Music Reviews
Ghost Blonde

No Joy Ghost Blonde

(Mexican Summer) Rating - 8/10

No matter which way you look at it, there’s a palpable deficiency with noise bands of late. Implementing reverb-drenched guitar noise into practice sounds like a commendable exercise, but buying a set of delay pedals just isn’t enough. As bands keep pushing the limits of droning reverb to extraneous levels, these cacophonous streams of bliss quickly dissipate into insubstantial vapor. There seems to be a divide between those who expertly turn it into an artful skill without saying much (A Place to Bury Strangers, Weekend), those who use it as merely a mechanism to convey personal strife (No Age, Times New Viking), and those who superficially skuzz on auto-pilot while injecting some humor and self mockery (Eat Skull, Tyvek). 

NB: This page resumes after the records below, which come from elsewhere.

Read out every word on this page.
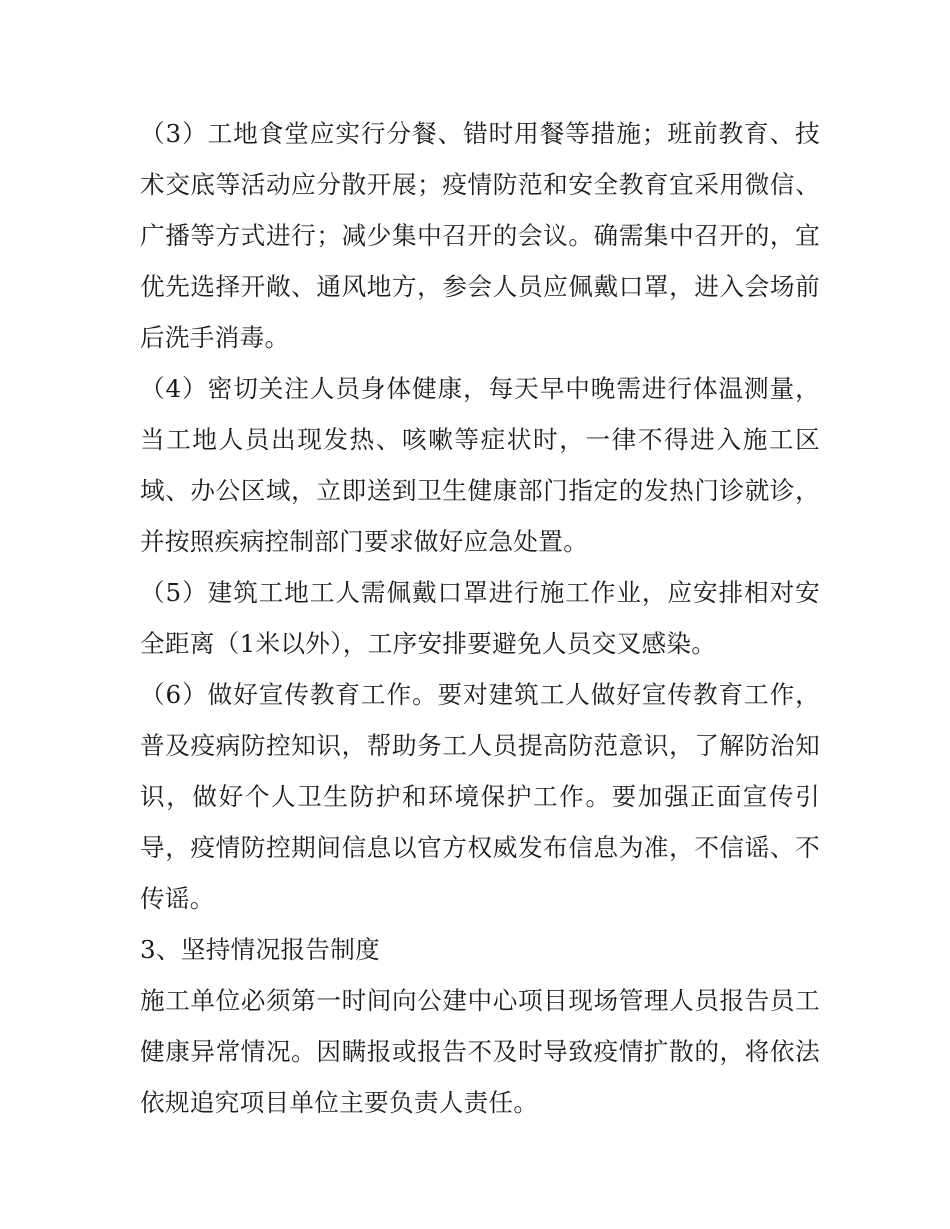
（3）工地食堂应实行分餐、错时用餐等措施；班前教育、技术交底等活动应分散开展；疫情防范和安全教育宜采用微信、广播等方式进行；减少集中召开的会议。确需集中召开的，宜优先选择开敞、通风地方，参会人员应佩戴口罩，进入会场前后洗手消毒。

（4）密切关注人员身体健康，每天早中晚需进行体温测量，当工地人员出现发热、咳嗽等症状时，一律不得进入施工区域、办公区域，立即送到卫生健康部门指定的发热门诊就诊，并按照疾病控制部门要求做好应急处置。

（5）建筑工地工人需佩戴口罩进行施工作业，应安排相对安全距离（1米以外），工序安排要避免人员交叉感染。

（6）做好宣传教育工作。要对建筑工人做好宣传教育工作，普及疫病防控知识，帮助务工人员提高防范意识，了解防治知识，做好个人卫生防护和环境保护工作。要加强正面宣传引导，疫情防控期间信息以官方权威发布信息为准，不信谣、不传谣。

3、坚持情况报告制度

施工单位必须第一时间向公建中心项目现场管理人员报告员工健康异常情况。因瞒报或报告不及时导致疫情扩散的，将依法依规追究项目单位主要负责人责任。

No Joy arrive late in the game but almost instantly demand your attention. While many bands rely on constantly hammering a gimmick or keeping true to a design that comes from a local scene, the Canadian/Los Angeles band is more interested in sticking to compositional melody than shitting a maelstrom of chord gaze. Main songwriters Jasamine White-Gluz and Laura Lloyd are disinterested in replicating a particular inspiration or a sacred sound, and neither do they discard their foundation as one that has been applied so many times before. The powerful noise pop No Joy creates lends itself to open interpretation – it is nurtured from an emotional core, inviting us to a world that balances ruthless energy with sinister imagery.

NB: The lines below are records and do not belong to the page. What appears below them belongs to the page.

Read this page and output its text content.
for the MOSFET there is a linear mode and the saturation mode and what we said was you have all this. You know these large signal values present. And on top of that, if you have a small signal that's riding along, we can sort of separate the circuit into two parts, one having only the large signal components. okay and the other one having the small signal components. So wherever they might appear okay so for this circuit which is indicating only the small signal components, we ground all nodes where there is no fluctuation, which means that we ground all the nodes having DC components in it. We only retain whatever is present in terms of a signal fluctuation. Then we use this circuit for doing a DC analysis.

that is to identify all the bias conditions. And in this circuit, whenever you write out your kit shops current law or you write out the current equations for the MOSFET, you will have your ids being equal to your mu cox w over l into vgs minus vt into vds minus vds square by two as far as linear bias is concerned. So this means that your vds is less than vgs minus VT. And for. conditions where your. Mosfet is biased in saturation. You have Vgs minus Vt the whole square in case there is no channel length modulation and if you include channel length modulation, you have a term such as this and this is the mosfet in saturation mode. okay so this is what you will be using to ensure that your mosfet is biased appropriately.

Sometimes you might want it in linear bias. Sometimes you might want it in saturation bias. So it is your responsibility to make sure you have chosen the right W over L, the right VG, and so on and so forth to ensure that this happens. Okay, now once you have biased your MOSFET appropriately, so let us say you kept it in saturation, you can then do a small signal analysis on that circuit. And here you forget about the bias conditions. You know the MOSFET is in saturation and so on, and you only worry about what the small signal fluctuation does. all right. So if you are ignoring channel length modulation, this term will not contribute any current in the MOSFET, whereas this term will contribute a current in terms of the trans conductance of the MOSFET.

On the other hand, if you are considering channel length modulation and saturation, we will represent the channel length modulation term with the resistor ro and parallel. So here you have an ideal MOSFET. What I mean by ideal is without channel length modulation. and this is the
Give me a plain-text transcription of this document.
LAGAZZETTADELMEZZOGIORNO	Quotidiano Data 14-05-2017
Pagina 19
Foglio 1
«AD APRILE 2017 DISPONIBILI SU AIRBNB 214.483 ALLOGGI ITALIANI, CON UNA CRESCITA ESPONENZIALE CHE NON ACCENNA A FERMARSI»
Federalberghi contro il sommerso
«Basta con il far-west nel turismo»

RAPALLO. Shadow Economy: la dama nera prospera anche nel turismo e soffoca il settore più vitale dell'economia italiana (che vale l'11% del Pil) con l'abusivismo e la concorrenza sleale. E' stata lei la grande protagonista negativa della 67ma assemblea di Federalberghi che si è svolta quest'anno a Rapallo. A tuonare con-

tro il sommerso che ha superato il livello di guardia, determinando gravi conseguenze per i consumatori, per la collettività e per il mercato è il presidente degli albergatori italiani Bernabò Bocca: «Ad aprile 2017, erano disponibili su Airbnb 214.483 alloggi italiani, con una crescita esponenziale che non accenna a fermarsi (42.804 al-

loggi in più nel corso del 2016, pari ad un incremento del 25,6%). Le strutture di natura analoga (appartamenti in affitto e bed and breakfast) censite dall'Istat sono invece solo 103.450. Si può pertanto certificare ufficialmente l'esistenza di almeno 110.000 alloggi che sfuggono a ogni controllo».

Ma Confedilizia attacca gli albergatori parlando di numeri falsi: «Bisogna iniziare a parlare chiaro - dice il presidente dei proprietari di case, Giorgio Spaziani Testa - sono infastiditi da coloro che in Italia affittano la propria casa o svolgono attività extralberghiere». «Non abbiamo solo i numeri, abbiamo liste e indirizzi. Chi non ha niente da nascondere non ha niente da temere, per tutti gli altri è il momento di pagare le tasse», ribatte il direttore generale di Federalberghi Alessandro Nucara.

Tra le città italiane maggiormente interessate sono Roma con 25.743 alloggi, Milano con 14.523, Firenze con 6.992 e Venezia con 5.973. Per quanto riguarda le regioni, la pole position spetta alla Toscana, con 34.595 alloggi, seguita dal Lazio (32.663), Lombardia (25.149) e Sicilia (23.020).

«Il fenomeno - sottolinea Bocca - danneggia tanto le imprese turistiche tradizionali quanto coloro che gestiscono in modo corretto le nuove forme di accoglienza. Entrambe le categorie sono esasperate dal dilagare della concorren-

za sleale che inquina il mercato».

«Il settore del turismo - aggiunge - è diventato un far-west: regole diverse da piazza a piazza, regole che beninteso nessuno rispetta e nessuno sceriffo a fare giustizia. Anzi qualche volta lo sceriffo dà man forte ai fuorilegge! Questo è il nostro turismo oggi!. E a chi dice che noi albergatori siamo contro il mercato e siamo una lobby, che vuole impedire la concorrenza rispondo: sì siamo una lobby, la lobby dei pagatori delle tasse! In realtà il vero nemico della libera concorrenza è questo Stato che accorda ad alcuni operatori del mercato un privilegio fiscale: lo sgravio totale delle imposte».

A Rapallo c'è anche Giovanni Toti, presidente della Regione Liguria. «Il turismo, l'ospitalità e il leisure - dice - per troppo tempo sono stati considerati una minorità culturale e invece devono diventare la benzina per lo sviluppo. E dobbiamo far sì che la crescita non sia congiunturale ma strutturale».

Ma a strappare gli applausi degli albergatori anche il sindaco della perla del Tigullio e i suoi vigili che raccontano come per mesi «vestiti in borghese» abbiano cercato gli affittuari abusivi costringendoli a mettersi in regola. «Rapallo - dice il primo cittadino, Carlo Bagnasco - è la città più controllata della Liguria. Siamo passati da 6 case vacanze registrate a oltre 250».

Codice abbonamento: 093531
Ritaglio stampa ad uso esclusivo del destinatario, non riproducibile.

Even so, Ghost Blonde is chock full of succulent melodious chord structures and lengthened jams that always pay off at just the right moment. No Joy are not ashamed of inhabiting the spirit of many well renowned heavy-hitters: Loveless, Psychocandy, Pod, Sister, and Mezcal Head. They’re in love with the music they’ve adopted, honoring their precursors by withstanding a thoroughly cohesive sound. Throughout, a comprehensible crossbreed of genres pervades – the bouncy mid-tempo pop of Still has My Bloody Valentine’s hazy vocal harmonies and Sonic Youth’s guitar scratches. Just like their distant musical cousins Catherine Wheel, they struggle at maintaining a single identity – a track like Heedless may obviously hint at shoegaze, but its shuddering sonics and straightforward guitar riffs simmer like a classic alternative production. 

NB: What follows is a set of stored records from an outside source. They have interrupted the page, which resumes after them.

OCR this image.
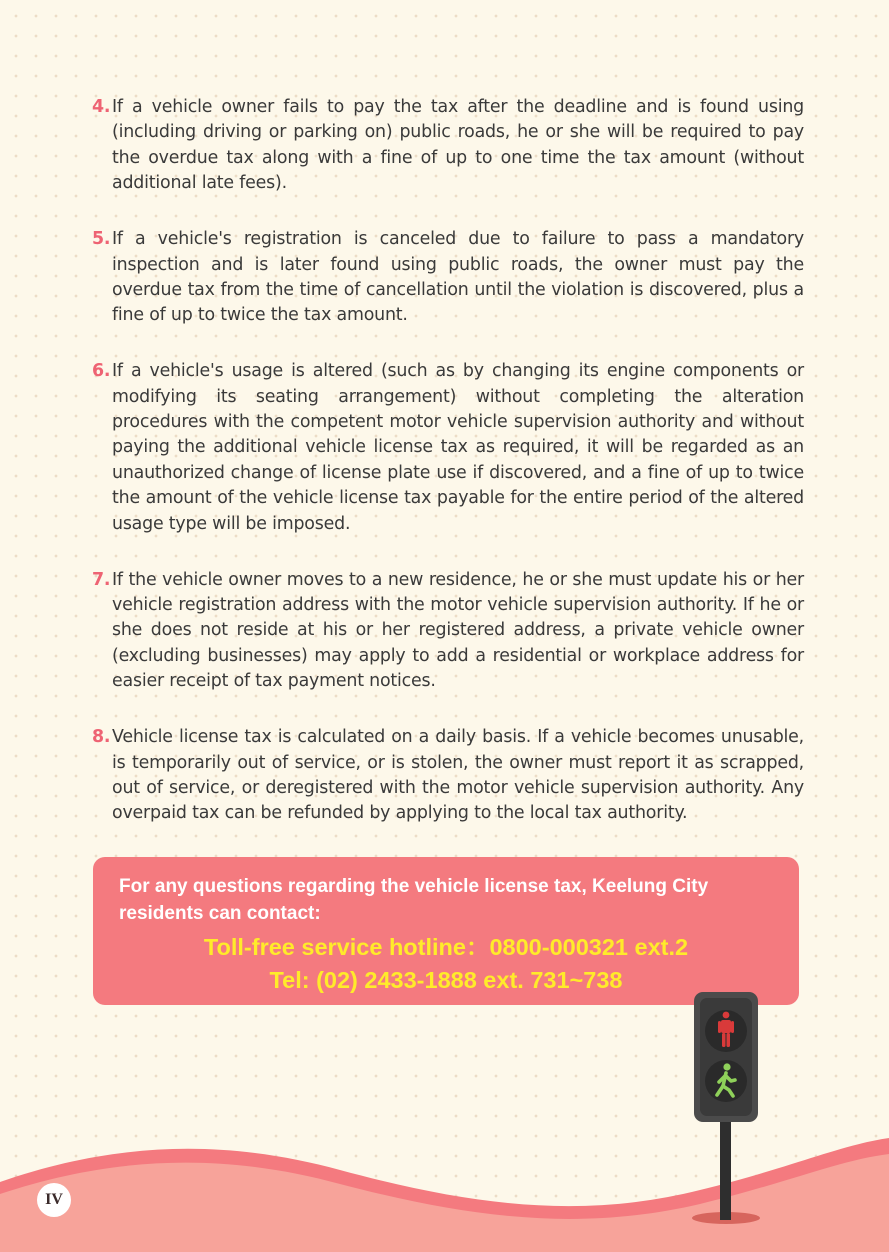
4. If a vehicle owner fails to pay the tax after the deadline and is found using (including driving or parking on) public roads, he or she will be required to pay the overdue tax along with a fine of up to one time the tax amount (without additional late fees).
5. If a vehicle's registration is canceled due to failure to pass a mandatory inspection and is later found using public roads, the owner must pay the overdue tax from the time of cancellation until the violation is discovered, plus a fine of up to twice the tax amount.
6. If a vehicle's usage is altered (such as by changing its engine components or modifying its seating arrangement) without completing the alteration procedures with the competent motor vehicle supervision authority and without paying the additional vehicle license tax as required, it will be regarded as an unauthorized change of license plate use if discovered, and a fine of up to twice the amount of the vehicle license tax payable for the entire period of the altered usage type will be imposed.
7. If the vehicle owner moves to a new residence, he or she must update his or her vehicle registration address with the motor vehicle supervision authority. If he or she does not reside at his or her registered address, a private vehicle owner (excluding businesses) may apply to add a residential or workplace address for easier receipt of tax payment notices.
8. Vehicle license tax is calculated on a daily basis. If a vehicle becomes unusable, is temporarily out of service, or is stolen, the owner must report it as scrapped, out of service, or deregistered with the motor vehicle supervision authority. Any overpaid tax can be refunded by applying to the local tax authority.
For any questions regarding the vehicle license tax, Keelung City residents can contact:
Toll-free service hotline：0800-000321 ext.2
Tel: (02) 2433-1888 ext. 731~738
IV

Ghost Blonde puts its fingers all over many classic 80’s/90’s recordings, cleverly adopting from these to prepare their own rollicking feast. The best moments are the ones that hint at what No Joy could turn into when they start discovering their true voice. The transition between Hawaii and Indigo Child serves as a template for their wide-ranging sensibilities – the former recalls Catholic Block on steroids, charging at high speed until the latter maintains a slower tempo, which actually bonds with doom metal’s pessimistic atmosphere. But these ladies don’t growl – White-Gluz and Lloyd’s thin harmonies are adequate enough to add an extra dimension to a hazy ballad and playful enough to alter between a repeated sing-along verse to a short monologue when they feel like it.

For such an enticing listen, it’s disappointing how last track Ghost Blonde, with its endless chord repetition and timorous dream pop, ends anti-climatic. Set aside that fallback and what you have is free-form experimentalism of the finest form. At first listen, No Joy may cap their sound with a not-so-revelatory wall of distortion. As you untangle all those multiple sounds, it becomes clear how it took some serious decision-making to create such an audacious release. Ghost Blonde brings a glimmer of hope to those who feel that noise has remained stagnant, past overdue its last hurrah. As these set of songs pinpoints, there’s still plenty to discover in a genre that has always shown itself as deviously minimal.